The increase was due to a methodology change, officials said, with data from funerary services on suspected and confirmed COVID-19 deaths in nursing homes and private homes included for the first time, whereas previously only confirmed coronavirus hospital deaths were being counted.

Simon said he was discussing the matter with health officials in Catalonia and emphasised that the national tally only took into account people diagnosed with coronavirus.

“If these new reported cases meet the criteria, we will have to consider them,” Simon said on Thursday.

Other Spanish regions are checking how many people have died in their nursing homes.

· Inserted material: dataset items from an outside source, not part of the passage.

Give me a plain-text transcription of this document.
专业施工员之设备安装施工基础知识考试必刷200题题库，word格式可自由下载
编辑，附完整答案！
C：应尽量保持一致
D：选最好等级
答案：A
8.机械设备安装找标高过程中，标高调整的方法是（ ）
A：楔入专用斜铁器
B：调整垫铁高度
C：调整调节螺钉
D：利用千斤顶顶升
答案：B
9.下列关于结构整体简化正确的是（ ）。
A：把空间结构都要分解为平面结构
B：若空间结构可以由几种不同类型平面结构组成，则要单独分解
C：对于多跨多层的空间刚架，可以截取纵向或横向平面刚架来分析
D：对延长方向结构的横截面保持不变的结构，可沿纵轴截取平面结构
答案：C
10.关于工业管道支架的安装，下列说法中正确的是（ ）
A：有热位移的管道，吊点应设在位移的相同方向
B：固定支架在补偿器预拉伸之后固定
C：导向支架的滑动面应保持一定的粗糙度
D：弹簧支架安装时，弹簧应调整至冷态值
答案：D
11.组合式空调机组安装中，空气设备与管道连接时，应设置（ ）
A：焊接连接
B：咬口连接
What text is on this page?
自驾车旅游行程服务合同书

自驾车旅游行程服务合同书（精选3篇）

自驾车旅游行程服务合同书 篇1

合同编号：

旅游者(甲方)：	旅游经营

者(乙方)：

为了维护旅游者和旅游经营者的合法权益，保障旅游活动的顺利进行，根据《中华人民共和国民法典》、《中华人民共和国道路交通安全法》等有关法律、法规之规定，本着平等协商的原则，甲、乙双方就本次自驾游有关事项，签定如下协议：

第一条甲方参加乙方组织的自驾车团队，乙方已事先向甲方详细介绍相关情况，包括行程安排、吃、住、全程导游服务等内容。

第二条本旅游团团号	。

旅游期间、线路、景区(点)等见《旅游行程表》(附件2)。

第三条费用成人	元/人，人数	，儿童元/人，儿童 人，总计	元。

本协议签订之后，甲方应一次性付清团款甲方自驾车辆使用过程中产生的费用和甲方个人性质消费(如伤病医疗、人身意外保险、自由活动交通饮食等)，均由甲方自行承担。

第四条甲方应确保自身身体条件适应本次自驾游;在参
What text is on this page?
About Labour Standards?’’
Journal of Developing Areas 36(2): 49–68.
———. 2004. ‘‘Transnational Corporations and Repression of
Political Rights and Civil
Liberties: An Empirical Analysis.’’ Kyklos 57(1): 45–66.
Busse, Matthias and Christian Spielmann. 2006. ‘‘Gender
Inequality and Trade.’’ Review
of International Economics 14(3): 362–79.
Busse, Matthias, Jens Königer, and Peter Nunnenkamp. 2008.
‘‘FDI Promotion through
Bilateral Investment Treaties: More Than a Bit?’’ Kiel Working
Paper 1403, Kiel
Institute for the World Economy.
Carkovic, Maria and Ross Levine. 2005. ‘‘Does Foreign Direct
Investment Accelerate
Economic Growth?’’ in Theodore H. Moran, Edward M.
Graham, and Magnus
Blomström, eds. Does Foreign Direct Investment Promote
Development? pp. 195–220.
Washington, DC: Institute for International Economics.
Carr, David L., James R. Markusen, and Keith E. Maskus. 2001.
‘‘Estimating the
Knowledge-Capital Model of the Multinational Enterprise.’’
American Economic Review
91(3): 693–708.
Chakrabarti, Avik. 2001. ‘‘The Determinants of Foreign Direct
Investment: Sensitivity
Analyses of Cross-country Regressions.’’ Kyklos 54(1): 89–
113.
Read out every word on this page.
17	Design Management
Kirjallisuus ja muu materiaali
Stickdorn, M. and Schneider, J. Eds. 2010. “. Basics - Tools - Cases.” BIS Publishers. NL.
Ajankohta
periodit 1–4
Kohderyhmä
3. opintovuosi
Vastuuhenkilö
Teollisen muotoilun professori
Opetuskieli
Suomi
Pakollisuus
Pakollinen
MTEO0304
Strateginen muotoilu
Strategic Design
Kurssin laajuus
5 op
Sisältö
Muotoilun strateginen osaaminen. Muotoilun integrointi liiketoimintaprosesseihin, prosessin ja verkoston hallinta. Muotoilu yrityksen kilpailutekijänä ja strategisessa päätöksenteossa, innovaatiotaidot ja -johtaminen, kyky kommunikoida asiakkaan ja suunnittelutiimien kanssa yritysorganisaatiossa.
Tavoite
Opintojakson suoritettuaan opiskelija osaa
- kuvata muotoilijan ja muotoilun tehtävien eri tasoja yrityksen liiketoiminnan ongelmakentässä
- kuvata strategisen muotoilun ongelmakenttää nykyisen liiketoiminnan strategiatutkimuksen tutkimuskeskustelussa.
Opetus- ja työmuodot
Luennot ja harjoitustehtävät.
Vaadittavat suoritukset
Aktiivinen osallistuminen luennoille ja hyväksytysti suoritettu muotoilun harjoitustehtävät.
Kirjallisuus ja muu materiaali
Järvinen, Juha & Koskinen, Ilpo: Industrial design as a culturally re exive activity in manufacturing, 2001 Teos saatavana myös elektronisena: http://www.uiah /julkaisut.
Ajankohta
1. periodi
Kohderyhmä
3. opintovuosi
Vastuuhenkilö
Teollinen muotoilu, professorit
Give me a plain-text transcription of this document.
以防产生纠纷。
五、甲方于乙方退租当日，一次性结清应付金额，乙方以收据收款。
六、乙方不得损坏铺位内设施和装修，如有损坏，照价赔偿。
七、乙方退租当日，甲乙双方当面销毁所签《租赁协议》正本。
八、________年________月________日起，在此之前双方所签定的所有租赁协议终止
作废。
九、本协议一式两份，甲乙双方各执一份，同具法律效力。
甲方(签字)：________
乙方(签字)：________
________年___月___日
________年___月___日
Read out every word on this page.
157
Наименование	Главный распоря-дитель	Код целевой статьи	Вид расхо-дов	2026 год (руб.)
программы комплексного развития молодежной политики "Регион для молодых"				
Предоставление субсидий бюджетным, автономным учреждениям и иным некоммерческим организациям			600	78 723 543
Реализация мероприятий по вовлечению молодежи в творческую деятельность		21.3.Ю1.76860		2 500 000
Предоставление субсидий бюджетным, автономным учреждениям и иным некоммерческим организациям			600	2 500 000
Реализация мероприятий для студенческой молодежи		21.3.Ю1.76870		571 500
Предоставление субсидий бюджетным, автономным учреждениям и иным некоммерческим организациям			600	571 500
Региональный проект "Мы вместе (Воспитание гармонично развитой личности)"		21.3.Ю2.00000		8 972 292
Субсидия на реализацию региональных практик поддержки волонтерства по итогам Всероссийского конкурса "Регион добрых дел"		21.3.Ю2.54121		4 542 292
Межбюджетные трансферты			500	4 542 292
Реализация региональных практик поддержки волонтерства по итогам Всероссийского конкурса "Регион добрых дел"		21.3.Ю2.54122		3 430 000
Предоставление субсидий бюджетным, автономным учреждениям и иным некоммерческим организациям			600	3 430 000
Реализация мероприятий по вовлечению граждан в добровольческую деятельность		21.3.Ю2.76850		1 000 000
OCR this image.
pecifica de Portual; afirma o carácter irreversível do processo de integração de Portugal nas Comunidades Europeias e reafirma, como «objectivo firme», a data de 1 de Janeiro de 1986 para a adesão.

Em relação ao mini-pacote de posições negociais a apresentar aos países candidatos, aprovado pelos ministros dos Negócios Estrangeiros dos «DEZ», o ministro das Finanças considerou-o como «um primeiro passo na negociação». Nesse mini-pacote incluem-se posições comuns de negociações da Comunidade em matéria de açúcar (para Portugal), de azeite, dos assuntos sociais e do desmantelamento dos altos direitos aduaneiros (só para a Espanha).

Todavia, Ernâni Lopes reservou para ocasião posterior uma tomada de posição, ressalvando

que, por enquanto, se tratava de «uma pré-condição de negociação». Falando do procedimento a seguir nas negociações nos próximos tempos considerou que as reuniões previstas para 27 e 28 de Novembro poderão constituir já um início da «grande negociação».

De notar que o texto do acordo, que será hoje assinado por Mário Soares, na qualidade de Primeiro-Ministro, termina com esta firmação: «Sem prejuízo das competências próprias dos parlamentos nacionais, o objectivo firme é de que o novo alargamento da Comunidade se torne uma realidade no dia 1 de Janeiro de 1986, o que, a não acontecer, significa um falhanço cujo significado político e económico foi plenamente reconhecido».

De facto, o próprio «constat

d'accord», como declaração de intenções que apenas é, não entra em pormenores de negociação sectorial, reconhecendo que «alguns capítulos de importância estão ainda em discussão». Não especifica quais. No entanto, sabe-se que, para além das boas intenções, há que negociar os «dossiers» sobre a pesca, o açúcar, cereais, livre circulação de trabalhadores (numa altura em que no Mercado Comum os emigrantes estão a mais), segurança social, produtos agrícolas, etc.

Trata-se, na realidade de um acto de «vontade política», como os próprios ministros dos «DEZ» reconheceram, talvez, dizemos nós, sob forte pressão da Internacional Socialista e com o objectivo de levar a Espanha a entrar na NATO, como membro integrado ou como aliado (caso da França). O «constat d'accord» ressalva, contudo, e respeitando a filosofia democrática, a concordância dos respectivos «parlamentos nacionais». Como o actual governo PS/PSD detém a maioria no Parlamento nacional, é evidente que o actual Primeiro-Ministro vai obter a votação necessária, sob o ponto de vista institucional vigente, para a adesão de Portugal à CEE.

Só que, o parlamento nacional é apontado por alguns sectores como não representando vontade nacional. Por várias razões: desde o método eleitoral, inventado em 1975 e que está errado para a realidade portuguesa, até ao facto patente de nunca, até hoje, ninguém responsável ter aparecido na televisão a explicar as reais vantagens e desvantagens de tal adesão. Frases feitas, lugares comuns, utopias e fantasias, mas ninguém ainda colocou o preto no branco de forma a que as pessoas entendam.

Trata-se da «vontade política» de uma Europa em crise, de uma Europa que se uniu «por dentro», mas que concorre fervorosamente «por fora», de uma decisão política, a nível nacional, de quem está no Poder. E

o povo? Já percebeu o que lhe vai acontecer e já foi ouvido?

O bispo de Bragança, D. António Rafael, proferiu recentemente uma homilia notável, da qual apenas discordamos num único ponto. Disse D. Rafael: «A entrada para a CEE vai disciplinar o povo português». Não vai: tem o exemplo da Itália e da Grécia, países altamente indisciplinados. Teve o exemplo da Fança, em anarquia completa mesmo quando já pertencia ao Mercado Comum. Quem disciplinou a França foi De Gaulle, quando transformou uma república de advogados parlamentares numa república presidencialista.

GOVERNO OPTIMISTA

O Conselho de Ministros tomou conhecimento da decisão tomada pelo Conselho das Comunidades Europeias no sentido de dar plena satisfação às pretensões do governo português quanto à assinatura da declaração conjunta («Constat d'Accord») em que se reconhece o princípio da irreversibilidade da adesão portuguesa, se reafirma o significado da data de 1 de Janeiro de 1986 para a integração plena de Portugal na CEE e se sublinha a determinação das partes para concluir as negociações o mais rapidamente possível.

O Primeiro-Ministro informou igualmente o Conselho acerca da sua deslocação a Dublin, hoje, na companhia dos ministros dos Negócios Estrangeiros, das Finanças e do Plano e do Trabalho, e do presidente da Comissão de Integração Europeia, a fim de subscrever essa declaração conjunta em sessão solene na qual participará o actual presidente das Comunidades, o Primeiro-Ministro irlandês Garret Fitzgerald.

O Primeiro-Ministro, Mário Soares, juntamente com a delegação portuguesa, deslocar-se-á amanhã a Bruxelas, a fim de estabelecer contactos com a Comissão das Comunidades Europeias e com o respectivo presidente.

If deaths are confirmed to have been caused by COVID-19 and the government accepts the data, it is possible the national tally would increase significantly.

As the government battles to return to some form of normalcy, officials said they were considering an optional summer education programme to allow children to catch up on lost school time.

Public pressure is mounting as Spain enters its second month of lockdown, with parents petitioning the government to let their children outside and clarify what will happen with school-curriculum losses caused by the outbreak.

“The school year ends in June, but there will be a summer program if health conditions allow,” Education Minister Isabel Celaa said. “A plan of school support so that children can be outdoors, exercising and learning.”

Health Minister Salvador Illa said his ministry was monitoring the epidemiological situation to decide when and how to let children outside.

“We know that confinement is a challenge for [children] and their families,” he said.

But petitioners are growing frustrated.

“These days ‘health’ is on everyone’s lips, but it seems we’ve forgotten about psychological health,” one campaigner, Gloria Gomez, wrote on Thursday on the change.org website, where a petition calling for children to be allowed out passed 54,000 signatures.

“Our children need fresh air more than anyone to ensure their physical and mental health.”